As a student at LSU in the late 1980s, Kinder Baumgardner looked at the Baton Rouge lakes as many people do — a beautiful gateway to the city and university.

On Thursday, as leader of the landscape architects, planners and ecologists tasked with coming up with solutions to the hazards the lakes face, he was looking at them in a different way.

“We really need to think about the long-term health of the lakes,” said Baumgardner, a landscape architect with SWA Group.

SWA Group was chosen by the Baton Rouge Area Foundation earlier this year to work with a team, including Jeffrey Carbo Landscape Architects of Baton Rouge, to come up with a master plan for the lake’s future. Baton Rouge Area Foundation is paying for the development of the master plan, which will include searches for possible funding sources for construction work.

Thursday started a two-day trip for the landscape architects and others on the team to meet with officials with the city-parish, LSU, the East Baton Rouge Parish Recreation and Park Commission and others with an interest in the lakes to hear about their concerns and desires for the lake system.

Residents around the lakes have a variety of things they’d like addressed, including pedestrian safety, traffic and the amount of trash that makes it into the lakes.

Part of the long-term maintenance of the project will need to include ways to keep pollution and trash out of the lakes, Lakeshore Civic Association President George Bayhi said.

Greg DuCote, who live a few blocks from the lakes, added that it’s important for the plan to not only make things pretty, but also to have the lakes function as a healthy ecosystem.

“As a lake, it’s way too shallow to be able to maintain it in a healthy way,” he said. “They look pretty when you drive over the interstate and they are, but they need some help in order to get them healthy and remain that way.”

Chris Schneider, a resident living along the lakes, said he hopes the plan will keep the natural look of the lake surroundings.

“I don’t want to see a crystal-clear lake with fountains,” he said, adding that keeping the lake surroundings as natural as possible is a big part of what makes the lake system special.

Carole Anne Brown, who also lives near the lakes, added, “I don’t want it too commercial.”

Public meetings will be conducted in November and there is a website where the Baton Rouge Area Foundation is taking public input as well.

“This is a gateway not only to the university, but also the city,” said Jeffrey Carbo, a local landscape architect working on the project.

Originally a swamp, the area was cleared and the lakes dug in the 1930s. Since then, runoff from surrounding properties has slowly made the lakes more shallow.
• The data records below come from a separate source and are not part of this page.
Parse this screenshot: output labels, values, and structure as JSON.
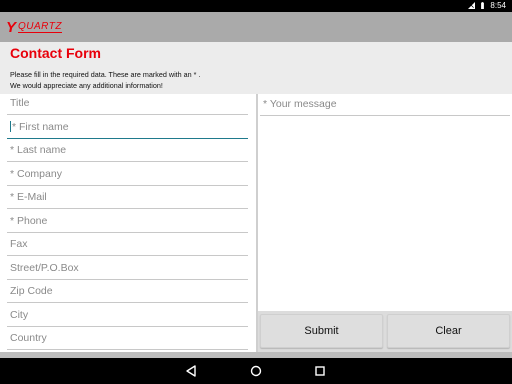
{
  "status_bar": {
    "time": "8:54"
  },
  "app": {
    "logo_mark": "Y",
    "logo_text": "QUARTZ"
  },
  "page": {
    "title": "Contact Form",
    "instructions_line1": "Please fill in the required data. These are marked with an * .",
    "instructions_line2": "We would appreciate any additional information!"
  },
  "form": {
    "fields": [
      {
        "name": "title",
        "placeholder": "Title"
      },
      {
        "name": "first-name",
        "placeholder": "* First name"
      },
      {
        "name": "last-name",
        "placeholder": "* Last name"
      },
      {
        "name": "company",
        "placeholder": "* Company"
      },
      {
        "name": "email",
        "placeholder": "* E-Mail"
      },
      {
        "name": "phone",
        "placeholder": "* Phone"
      },
      {
        "name": "fax",
        "placeholder": "Fax"
      },
      {
        "name": "street",
        "placeholder": "Street/P.O.Box"
      },
      {
        "name": "zip",
        "placeholder": "Zip Code"
      },
      {
        "name": "city",
        "placeholder": "City"
      },
      {
        "name": "country",
        "placeholder": "Country"
      }
    ],
    "message_placeholder": "* Your message",
    "submit_label": "Submit",
    "clear_label": "Clear"
  },
  "colors": {
    "brand": "#e8000b",
    "focus": "#1f7a8c"
  },
  "icons": [
    "signal-icon",
    "battery-icon",
    "back-icon",
    "home-icon",
    "recents-icon"
  ]
}
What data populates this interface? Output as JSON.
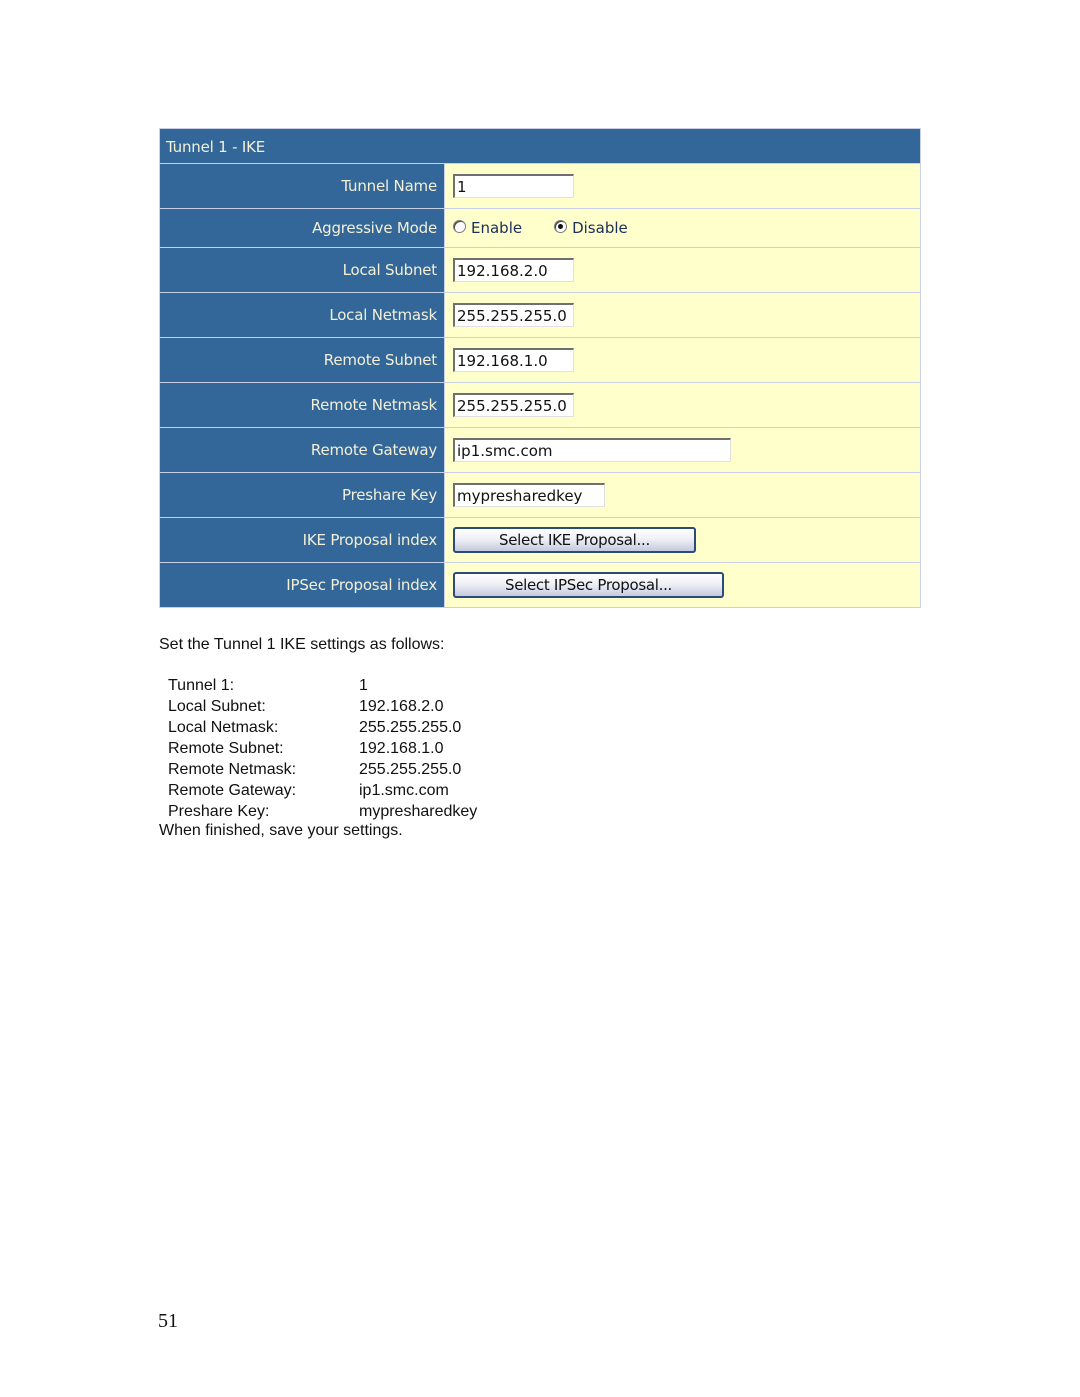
{
  "form": {
    "title": "Tunnel 1 - IKE",
    "fields": {
      "tunnel_name": {
        "label": "Tunnel Name",
        "value": "1"
      },
      "aggressive_mode": {
        "label": "Aggressive Mode",
        "options": [
          "Enable",
          "Disable"
        ],
        "selected": "Disable"
      },
      "local_subnet": {
        "label": "Local Subnet",
        "value": "192.168.2.0"
      },
      "local_netmask": {
        "label": "Local Netmask",
        "value": "255.255.255.0"
      },
      "remote_subnet": {
        "label": "Remote Subnet",
        "value": "192.168.1.0"
      },
      "remote_netmask": {
        "label": "Remote Netmask",
        "value": "255.255.255.0"
      },
      "remote_gateway": {
        "label": "Remote Gateway",
        "value": "ip1.smc.com"
      },
      "preshare_key": {
        "label": "Preshare Key",
        "value": "mypresharedkey"
      },
      "ike_proposal": {
        "label": "IKE Proposal index",
        "button": "Select IKE Proposal..."
      },
      "ipsec_proposal": {
        "label": "IPSec Proposal index",
        "button": "Select IPSec Proposal..."
      }
    },
    "colors": {
      "label_bg": "#336699",
      "value_bg": "#ffffcc",
      "label_text": "#f4f0d8"
    }
  },
  "doc": {
    "intro": "Set the Tunnel 1 IKE settings as follows:",
    "settings": [
      {
        "key": "Tunnel 1:",
        "value": "1"
      },
      {
        "key": "Local Subnet:",
        "value": "192.168.2.0"
      },
      {
        "key": "Local Netmask:",
        "value": "255.255.255.0"
      },
      {
        "key": "Remote Subnet:",
        "value": "192.168.1.0"
      },
      {
        "key": "Remote Netmask:",
        "value": "255.255.255.0"
      },
      {
        "key": "Remote Gateway:",
        "value": "ip1.smc.com"
      },
      {
        "key": "Preshare Key:",
        "value": "mypresharedkey"
      }
    ],
    "closing": "When finished, save your settings.",
    "page_number": "51"
  }
}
An attempt to dredge the lakes in the 1980s ran into problems because of the number of stumps left underwater when the lakes initially were created. It ended up that the dredges could only cut a channel through the middle of the larger lake, which didn’t provide a long-term solution.

According to a report earlier this year from GEC Inc. of Baton Rouge, the lake depths now range from an average of about two feet to almost six feet. Shallow water gets hotter, which means the water holds less dissolved oxygen. Low oxygen levels can lead to fish kills.

Part of the solution will be making the lakes deeper, although exactly how that will happen depends on a decision whether to drain parts of the lakes before work is done or to dig them out with a dredge with the water remaining.

The lakes also suffer from water quality problems because of water runoff that comes from surrounding properties, the larger watershed and Interstate 10.

“What we need to do is look at using natural systems to help clean that water,” Baumgardner said.

One solution to that is to run the stormwater that would get in the lake through a series of created wetlands to help settle out excess sediment and remove some of the nutrients that can rob the water of oxygen.

Foundation members had a meeting in early September with the lead consultant. Information on a variety of topics have been sent to GEC on issues the foundation would like addressed, including water quality, sources of water to the lakes, drainage patterns and more.

“There’s a lot of discussion around do we need a complete watershed study,” Spain said.

A watershed study can mean different things to different people, he said, and vary on just how comprehensive and expensive it can get.

The master plan the team is starting work on considers above-ground features residents would like to see such as better walking paths, areas for children to play or more places to be able to stop and enjoy the lakes’ beauty. It also will consider what’s going on below the water’s surface.

“If we can get the water quality in the lakes, you could go swimming in the lakes,” Baumgardner said. “Make it more of a community lake instead of a postcard lake.”

Each person will have his own idea of what an improved lake system will look like, but Baumgardner said the goal is to get the lakes to function in a sustainable way so they will thrive for decades.

The master plan, expected to be completed next year, won’t be the last step in the process, but it will set out the vision of what the community and lake owners — LSU and the city-parish — want to see. The next step will be to take that vision and do more intensive engineering and design to work out just how that vision will be accomplished, Baumgardner said.